The value of k really doesn't matter here, so if you like, you can replace it with 5 or 7 or 43 or any other prime greater than 3. I'll replace it with 7; then if we get a prime factorization, our number becomes:
12*7^3 = (2^2)(3^1)(7^3)
When we have a prime factorization, we can count all of a number's divisors by adding 1 to each exponent, then multiplying what we get. When we add 1 to each exponent here, we get the numbers 3, 2 and 4, and multiplying these, we learn that our number has 24 divisors in total.
Some of those divisors are odd, and some are even. If you think about any one odd divisor of this number, say 3*7, notice you can make two even divisors, by multiplying by 2 (to get 2*3*7) and by multiplying by 2^2 (to get 2^2 * 3 * 7). So for every 1 odd divisor, we have 2 even divisors, and 2/3 of this number's divisors are even, and the answer is (2/3)*24 = 16.
Alternatively, you could count the number's odd divisors, then subtract from the total.

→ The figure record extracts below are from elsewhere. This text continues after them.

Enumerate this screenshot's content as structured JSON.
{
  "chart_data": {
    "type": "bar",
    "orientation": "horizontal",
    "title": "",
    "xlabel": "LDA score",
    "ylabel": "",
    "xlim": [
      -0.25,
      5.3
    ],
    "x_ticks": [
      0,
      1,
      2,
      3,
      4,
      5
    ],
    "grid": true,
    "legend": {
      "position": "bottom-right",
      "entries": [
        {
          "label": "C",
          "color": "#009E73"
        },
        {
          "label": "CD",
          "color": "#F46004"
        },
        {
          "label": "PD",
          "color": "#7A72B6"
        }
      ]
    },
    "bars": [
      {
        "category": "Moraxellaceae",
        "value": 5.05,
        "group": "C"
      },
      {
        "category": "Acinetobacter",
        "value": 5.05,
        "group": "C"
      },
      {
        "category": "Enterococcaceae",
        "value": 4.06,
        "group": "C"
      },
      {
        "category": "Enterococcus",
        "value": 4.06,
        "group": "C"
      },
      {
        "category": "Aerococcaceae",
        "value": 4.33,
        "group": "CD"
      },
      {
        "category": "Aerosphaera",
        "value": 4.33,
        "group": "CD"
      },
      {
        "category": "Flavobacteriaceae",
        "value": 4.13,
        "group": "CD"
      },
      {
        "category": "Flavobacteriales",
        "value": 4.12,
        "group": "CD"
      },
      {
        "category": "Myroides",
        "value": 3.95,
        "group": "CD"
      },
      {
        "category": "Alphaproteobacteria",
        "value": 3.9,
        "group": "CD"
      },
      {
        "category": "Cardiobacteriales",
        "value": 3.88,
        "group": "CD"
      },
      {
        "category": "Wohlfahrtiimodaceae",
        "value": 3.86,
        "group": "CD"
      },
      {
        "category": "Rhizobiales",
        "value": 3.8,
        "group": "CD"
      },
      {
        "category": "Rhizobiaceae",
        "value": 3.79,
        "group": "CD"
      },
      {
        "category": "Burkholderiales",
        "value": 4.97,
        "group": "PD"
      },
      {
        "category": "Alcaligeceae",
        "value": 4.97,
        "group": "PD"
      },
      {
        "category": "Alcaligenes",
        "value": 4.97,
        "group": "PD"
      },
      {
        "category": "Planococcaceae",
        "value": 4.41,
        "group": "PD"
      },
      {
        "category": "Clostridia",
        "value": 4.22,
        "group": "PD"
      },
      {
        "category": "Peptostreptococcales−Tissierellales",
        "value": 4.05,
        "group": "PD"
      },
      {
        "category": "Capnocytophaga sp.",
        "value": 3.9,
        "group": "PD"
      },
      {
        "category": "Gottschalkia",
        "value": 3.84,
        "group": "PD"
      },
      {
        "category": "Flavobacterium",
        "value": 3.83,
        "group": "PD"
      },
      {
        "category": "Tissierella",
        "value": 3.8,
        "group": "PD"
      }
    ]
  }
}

If we want to count how many strictly odd divisors a number has, we can use the same divisor-counting method above, but we need to completely ignore the 2^x part of the prime factorization, because an odd divisor can't include any 2's. So here we have:
(2^2)(3^1)(7^3)
and if we ignore the 2's, we have 3^1 * 7^3, and adding one to each exponent and multiplying, we get 2*4 = 8 odd divisors in total. Subtracting that from the total number of divisors, 24, we learn that the remaining 16 divisors are even.
I'm not sure what the source of the question is, but here "k" is a prime number, and "p" is a non-prime number, and no number theorist would ever assign letters that way - it's needlessly confusing to a reader.